Le Congo, Congo-Belge sous la colonisation, devenu Zaïre sous Mobutu , et rebaptisé aujourd’hui, la RD Congo, regorgeait dans ses forêts, le pétrole d’antan; le caoutchouc.
Fin 1800, un homme et un seul, règne sur le Congo, un pays Africain, quatre-vingts fois plus grand que la Belgique, son pays. Le roi des belges, Leopold II fait du Congo sa propriété privée et règne ainsi sur son caoutchouc et son ivoire. Ses comptes secrets dans diverses banques révèlent un milliardaire qui, aidé par son armée des mercenaries, a fait son argent sur le sang des autocthones Congolais forcés à un travail non rémunéré. Les têtus paient de leur vie – 8 millions de morts – et les chanceux en sortent manchots.

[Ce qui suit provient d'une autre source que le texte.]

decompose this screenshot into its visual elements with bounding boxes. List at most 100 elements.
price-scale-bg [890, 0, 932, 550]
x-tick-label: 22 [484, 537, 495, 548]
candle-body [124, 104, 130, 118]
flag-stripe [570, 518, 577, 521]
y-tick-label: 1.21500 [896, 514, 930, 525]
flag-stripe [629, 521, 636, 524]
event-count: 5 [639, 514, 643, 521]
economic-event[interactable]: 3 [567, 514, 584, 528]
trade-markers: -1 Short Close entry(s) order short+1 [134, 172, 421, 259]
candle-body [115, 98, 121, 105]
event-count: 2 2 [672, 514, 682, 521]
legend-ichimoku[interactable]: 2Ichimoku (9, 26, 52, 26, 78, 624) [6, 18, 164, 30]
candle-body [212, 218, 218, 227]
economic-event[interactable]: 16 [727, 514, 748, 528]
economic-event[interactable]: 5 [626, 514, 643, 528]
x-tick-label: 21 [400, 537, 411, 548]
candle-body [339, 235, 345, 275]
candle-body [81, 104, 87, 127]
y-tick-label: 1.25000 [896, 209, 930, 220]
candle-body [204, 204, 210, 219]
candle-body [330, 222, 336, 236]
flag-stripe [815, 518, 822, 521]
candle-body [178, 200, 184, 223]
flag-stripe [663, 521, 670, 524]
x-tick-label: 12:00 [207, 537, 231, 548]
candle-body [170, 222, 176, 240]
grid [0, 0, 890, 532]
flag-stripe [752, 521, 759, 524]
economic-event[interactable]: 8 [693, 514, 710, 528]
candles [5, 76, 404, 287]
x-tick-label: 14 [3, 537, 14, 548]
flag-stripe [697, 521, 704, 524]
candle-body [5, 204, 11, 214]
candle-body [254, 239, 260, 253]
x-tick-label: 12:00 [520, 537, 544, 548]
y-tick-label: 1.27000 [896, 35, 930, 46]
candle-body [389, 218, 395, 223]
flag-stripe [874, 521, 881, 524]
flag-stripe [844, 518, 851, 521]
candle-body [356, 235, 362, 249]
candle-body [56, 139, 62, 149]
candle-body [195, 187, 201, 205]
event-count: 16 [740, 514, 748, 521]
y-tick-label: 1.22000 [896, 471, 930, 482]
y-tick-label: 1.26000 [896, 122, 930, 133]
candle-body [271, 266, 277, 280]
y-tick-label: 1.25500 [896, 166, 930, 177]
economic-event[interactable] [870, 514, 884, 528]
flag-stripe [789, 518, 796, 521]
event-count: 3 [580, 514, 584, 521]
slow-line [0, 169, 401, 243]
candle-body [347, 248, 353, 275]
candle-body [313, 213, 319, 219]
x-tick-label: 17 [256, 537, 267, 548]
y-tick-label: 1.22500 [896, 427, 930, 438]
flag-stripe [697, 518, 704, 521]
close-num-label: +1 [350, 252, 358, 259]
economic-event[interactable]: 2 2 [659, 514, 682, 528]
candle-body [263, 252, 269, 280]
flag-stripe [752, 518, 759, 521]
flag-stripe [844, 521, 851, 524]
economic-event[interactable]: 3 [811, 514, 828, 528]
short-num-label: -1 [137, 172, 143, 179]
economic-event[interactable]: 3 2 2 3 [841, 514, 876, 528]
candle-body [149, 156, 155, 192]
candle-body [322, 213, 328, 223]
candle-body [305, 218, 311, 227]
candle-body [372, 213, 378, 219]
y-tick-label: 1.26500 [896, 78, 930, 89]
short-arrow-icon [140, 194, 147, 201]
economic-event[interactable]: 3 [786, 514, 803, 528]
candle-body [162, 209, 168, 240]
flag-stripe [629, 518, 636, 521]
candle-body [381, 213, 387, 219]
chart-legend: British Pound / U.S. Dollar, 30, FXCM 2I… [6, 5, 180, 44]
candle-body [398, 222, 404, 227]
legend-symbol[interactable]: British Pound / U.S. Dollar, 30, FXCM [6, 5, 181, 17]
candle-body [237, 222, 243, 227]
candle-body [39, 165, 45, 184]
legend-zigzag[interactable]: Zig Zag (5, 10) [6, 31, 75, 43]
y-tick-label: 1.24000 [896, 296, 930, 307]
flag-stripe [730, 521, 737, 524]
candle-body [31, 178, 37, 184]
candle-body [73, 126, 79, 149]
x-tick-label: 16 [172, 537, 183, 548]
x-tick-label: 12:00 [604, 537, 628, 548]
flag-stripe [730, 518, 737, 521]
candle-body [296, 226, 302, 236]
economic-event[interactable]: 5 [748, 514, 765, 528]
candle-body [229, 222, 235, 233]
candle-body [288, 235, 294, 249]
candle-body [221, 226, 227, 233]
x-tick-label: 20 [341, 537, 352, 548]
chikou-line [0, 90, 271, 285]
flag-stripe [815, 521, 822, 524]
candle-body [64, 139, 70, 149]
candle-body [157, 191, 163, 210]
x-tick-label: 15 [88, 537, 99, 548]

Les Congolais résistent, mais impuissants devant les armes à feu, leur lutte ne trouvera échos que lorsqu’ un missionnaire noir Américain, un journaliste d’investigation Britanique et un espion Irlandais mettent sous les lumières de l’actualité la monstruosité de Leopold II couverte par la prétendue ” la propagation du christianisme” ou encore “la mission de la civilisation”…
Cofondateur de l’organisation non-gouvernementale “Eastern Congo Initiative “, Ben Affleck va diriger et produire ce film.
Un drame vrai, “King Leopold’s Ghost” tiré du livre du même nom écrit par Adam Hochschild prend le chemin de Hollywood, sous le script de Farhad Safinia, la réalisation de Ben Affleck, la production du même Ben, Martin Scorsese,  Harry Belafonte…
La RD Congo qui goûte à la démocratie et aux valeurs d’un pays de droit depuis l’accession de Félix-Antoine Tshisekedi Tshilombo à la tête du pays, semble décidée à faire parler d’elle pour longtemps.